At Brian’s BBQ in Clute, near Freeport, lunchtime trade is busy.
Although schools remain shut and thousands of houses have been emptied, many workers have returned to their jobs in the local chemical plants.
Meath man Ronan McEntee, who lives in the area with his wife and son, says business has been brisk since the hurricane struck, leaving much of the area under water.
“Apart from the first day after the storm, the BBQ has remained open and we’ve been busy feeding people in the area,” he says as he serves smoked brisket to customers.

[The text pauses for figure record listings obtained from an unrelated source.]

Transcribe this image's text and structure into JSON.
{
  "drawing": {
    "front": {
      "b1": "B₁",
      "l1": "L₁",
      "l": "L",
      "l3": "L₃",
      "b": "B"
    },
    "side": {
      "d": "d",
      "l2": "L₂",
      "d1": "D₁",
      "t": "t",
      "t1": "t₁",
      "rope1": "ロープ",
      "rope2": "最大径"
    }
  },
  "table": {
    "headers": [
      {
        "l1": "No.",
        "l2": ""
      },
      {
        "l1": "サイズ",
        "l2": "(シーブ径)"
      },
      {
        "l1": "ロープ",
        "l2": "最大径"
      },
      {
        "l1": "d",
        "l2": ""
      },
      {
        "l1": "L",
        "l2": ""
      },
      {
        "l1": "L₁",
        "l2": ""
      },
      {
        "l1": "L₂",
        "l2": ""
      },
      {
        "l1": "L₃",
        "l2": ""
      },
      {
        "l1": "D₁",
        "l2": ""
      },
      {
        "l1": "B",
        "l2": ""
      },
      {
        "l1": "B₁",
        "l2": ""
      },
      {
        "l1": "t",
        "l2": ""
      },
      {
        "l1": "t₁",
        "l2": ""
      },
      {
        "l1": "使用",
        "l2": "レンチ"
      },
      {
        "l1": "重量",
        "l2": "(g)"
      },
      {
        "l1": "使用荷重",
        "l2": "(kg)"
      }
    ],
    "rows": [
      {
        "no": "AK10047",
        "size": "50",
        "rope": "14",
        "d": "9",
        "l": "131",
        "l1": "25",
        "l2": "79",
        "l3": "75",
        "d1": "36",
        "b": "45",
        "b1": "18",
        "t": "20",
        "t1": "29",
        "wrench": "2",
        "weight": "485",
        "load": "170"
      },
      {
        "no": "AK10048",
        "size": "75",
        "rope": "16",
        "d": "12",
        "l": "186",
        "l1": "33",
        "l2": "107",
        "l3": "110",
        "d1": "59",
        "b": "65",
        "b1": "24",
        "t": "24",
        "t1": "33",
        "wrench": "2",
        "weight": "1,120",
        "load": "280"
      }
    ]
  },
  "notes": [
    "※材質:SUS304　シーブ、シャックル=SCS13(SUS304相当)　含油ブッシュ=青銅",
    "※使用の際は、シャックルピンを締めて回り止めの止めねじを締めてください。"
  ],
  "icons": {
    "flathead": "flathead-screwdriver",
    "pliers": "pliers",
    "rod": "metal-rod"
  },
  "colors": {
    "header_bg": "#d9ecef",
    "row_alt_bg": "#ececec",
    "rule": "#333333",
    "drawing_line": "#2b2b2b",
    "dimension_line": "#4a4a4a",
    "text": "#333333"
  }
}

While his own home was not flooded, many of the customers were not so lucky, with many hosting neighbours forced to evacuate their houses and a mandatory evacuation enforced in some areas. Talk this lunchtime is of flood insurance and recovery efforts as people swap stories over smoked barbecued ribs and sweetcorn.
As I finish lunch and drive back to Houston, piles of rubbish line the streets on the outskirts of this sprawling city. Many people who have abandoned their homes have left their damaged furniture on the street to be collected. Piles of debris dry in the heavy Texan heat.
The Environmental Protection Agency has warned that pollution risks remain high. Concern is rising about possible contamination at several of the city’s “superfund” sites, decades-old toxic waste sites which authorities have been unable to inspect since Harvey hit.
Southeast of the city I speak to David and Sally Wheeler. Both medics, they have lived in their home for 35 years. It was flooded during Hurricane Harvey after the nearby bayou overflowed. They have spent the past few days trying to salvage possessions which now sit outside their front porch along with broken furniture, drying in the sun.
Inside, the ground floor of the house has been completely gutted. They have been staying with neighbours and friends for the past few days, and on Tuesday David returned to work for the first time since the storm hit.
“We have lived here for 35 years and this is the first time we have been flooded. I’ve never seen anything like it,” says Sally as she stands amid the debris, trying to put some order on the pile of possessions gathered on her front lawn.
For families such as the Millers, Harvey may have left, but the destruction it has left in its path will take many months to heal. For others in the southeast corner of the country, the devastation may be just beginning.